USING Outputters.Csv();
Severity Code Description Project File Line Suppression State Error E_CSC_USER_INVALIDCOLUMNTYPE: 'System.Text.RegularExpressions.Match' cannot be used as column type.

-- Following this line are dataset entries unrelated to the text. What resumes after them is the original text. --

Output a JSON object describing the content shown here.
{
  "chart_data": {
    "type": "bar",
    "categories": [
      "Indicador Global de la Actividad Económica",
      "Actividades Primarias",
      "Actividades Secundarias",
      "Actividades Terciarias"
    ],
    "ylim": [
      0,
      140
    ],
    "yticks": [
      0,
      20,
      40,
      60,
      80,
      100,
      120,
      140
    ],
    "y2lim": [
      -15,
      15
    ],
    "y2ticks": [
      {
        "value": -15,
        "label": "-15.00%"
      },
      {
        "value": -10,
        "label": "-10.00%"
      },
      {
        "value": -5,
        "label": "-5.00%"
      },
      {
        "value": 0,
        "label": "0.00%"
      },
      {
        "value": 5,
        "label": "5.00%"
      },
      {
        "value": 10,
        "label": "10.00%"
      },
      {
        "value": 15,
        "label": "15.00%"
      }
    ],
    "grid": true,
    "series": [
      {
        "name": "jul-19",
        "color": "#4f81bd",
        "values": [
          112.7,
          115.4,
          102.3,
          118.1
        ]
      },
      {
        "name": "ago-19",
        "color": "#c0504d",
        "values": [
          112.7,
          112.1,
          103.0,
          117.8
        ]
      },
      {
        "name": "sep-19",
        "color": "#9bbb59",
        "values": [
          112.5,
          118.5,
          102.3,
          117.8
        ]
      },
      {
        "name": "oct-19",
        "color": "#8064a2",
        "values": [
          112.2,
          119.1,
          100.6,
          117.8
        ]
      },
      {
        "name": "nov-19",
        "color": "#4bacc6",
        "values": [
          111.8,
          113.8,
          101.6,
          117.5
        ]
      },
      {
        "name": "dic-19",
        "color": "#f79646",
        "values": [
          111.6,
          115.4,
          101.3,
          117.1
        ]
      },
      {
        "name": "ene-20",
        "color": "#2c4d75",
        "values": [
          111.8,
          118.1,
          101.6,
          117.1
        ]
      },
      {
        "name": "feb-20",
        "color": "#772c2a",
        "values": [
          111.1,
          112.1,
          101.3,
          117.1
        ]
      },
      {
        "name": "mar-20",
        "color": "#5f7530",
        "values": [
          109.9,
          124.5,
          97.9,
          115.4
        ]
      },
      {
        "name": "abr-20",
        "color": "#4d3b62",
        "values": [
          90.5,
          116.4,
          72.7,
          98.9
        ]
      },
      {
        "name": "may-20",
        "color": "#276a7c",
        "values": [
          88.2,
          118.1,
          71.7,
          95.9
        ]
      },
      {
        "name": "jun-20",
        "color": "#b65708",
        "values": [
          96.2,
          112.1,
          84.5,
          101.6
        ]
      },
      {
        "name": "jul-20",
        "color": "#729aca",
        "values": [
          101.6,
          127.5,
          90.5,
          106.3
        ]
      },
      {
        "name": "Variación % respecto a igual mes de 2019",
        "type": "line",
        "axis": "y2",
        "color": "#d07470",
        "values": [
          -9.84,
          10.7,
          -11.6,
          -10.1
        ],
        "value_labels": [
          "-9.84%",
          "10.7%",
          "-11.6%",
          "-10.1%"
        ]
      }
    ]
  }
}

I know how to do it in a SQL way with EXPLODE/CROSS APPLY/GROUP BY. But may be it is possible to do without these dances?
One more update
@t1 =
SELECT
Regex.Match("ID=881cf2f5f474579a:T=1489536183:S=ALNI_MZsMMpA4voGE4kQMYxooceW2AOr0Q", "ID=(?<ID>\\w+):T=(?<T>\\w+):S=(?<S>[\\w\\d_]*)").Groups["ID"].Value AS id,
Regex.Match("ID=881cf2f5f474579a:T=1489536183:S=ALNI_MZsMMpA4voGE4kQMYxooceW2AOr0Q", "ID=(?<ID>\\w+):T=(?<T>\\w+):S=(?<S>[\\w\\d_]*)").Groups["T"].Value AS t,
Regex.Match("ID=881cf2f5f474579a:T=1489536183:S=ALNI_MZsMMpA4voGE4kQMYxooceW2AOr0Q", "ID=(?<ID>\\w+):T=(?<T>\\w+):S=(?<S>[\\w\\d_]*)").Groups["S"].Value AS s
FROM
(VALUES(1)) AS fe(n);
OUTPUT @t1
TO "/inhabit/test.csv"
USING Outputters.Csv();
This wariant works fine. But there is a question. Will the regex evauated 3 times per row? Does exists any chance to hint U-SQL engine - the function Regex.Match is deterministic.